Practicing medicine in the “good old days” was dawn-to-dark. Early visits to City and Baptist hospitals, eight hours in his office in the Nissen Building and then his favorite part, a couple of hours making house calls.  “You learn what’s going on in the household” and how that relates to a patient’s general well-being.

Along his educational path — Wiley Elementary, Reynolds High, Duke undergraduate and medical school and a residency at what is now Wake Forest Baptist Health — Bill held on to his secondary calling — playing the violin, which he began studying at age 9.  He played with the Winston-Salem Symphony until the demands of work forced him to step aside.

Bill’s parents came to the U.S. from Lebanon early in the 20th Century.  His father traveled widely selling fine linens through the Southeast, and then in 1925 he and his wife opened the first McCall’s Fine Linens in the old Robert E. Lee Hotel.  Later Bill’s sister, Betty McCall Smith, operated the shop, which eventually moved to Reynolda Village.
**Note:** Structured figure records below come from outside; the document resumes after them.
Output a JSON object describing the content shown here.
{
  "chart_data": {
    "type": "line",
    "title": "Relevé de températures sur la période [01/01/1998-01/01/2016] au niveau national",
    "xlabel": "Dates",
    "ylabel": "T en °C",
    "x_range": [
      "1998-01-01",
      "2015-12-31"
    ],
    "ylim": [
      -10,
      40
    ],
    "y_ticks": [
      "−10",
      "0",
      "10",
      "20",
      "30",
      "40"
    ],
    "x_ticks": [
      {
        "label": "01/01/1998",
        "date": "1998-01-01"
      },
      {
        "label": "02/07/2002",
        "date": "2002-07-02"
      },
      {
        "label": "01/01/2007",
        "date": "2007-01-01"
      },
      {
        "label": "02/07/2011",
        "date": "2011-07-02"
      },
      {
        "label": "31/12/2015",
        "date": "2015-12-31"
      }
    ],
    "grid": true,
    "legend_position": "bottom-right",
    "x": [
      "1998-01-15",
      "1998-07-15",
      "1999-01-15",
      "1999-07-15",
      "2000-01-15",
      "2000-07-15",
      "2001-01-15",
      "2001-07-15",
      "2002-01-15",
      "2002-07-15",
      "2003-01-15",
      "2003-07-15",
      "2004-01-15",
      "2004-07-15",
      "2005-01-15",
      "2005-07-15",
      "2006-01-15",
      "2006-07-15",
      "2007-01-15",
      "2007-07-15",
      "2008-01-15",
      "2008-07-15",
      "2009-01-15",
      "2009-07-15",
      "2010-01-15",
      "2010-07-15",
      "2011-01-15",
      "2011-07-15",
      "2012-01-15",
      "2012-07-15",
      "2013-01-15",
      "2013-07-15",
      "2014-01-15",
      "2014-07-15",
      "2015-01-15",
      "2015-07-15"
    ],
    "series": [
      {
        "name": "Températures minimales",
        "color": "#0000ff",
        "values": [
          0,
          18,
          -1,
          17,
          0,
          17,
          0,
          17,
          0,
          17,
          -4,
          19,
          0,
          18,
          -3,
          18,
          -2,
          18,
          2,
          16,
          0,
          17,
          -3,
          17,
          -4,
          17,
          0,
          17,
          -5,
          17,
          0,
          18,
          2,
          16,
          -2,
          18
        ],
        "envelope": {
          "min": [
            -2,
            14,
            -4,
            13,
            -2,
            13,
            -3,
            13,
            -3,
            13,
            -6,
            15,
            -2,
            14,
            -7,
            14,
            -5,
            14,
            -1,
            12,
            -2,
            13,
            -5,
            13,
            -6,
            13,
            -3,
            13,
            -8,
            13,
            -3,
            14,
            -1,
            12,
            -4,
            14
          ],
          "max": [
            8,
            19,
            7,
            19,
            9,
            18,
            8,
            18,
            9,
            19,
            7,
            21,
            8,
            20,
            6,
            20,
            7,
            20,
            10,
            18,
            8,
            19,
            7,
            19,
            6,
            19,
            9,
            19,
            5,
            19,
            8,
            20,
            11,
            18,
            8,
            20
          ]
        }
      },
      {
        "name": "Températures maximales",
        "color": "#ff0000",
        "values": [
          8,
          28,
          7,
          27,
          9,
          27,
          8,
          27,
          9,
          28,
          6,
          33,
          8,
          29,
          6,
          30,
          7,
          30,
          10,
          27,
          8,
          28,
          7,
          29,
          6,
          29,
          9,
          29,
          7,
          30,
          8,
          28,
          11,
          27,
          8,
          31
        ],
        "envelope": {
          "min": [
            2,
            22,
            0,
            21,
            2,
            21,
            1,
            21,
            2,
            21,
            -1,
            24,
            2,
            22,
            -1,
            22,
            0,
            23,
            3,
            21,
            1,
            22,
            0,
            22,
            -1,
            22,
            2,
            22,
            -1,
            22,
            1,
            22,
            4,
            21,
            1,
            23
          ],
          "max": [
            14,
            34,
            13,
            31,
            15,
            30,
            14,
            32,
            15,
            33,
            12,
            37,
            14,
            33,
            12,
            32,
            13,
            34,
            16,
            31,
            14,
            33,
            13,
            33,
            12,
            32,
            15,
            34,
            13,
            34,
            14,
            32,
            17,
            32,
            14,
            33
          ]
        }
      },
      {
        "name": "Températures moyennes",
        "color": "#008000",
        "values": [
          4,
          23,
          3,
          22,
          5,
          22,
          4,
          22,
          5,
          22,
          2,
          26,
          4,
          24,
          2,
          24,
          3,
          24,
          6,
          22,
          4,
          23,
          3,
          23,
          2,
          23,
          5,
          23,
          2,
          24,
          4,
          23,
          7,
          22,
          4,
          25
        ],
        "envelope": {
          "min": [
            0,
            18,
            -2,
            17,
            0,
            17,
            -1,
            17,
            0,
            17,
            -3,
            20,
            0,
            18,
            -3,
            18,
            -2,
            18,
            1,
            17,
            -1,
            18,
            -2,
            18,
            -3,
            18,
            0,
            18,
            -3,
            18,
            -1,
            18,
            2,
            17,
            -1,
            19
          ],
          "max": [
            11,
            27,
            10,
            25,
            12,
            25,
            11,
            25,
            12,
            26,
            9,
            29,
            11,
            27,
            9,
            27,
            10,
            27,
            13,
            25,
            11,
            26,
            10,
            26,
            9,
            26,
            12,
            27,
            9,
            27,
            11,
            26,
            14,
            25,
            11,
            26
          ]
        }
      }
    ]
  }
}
It was sold in 2014.

The parents, who had joined a Presbyterian mission church in Lebanon, embraced that denomination right away in the U.S. and so did Bill, who has served as a deacon and elder at First Presbyterian.  He has also been involved in hospice, headed the pharmacy committee at Crisis Control, served on the Piedmont Opera board and raised funds for the symphony.  At Senior Services, part of his commitment is calling supporters to chat and thank them for their contributions.

Bill and his first wife, the late Drane Vaughn McCall, raised two sons.  One is now a psychiatrist; the other’s a Presbyterian minister.

Bill and his second wife, Carolyn, are enjoying a quieter life, leaving strenuous sports and major travels to others. He works out on a stationary bike, they enjoy quiet strolls, public television and she’s an “excellent cook.”  Bill reads mostly history, especially about the Civil War, “stupid war but heroic people.”

Looking back, he said: “My life has been blessed by women — my mother, my sister, my wives.”  Then he smiled:  “And women are just smarter and better looking!”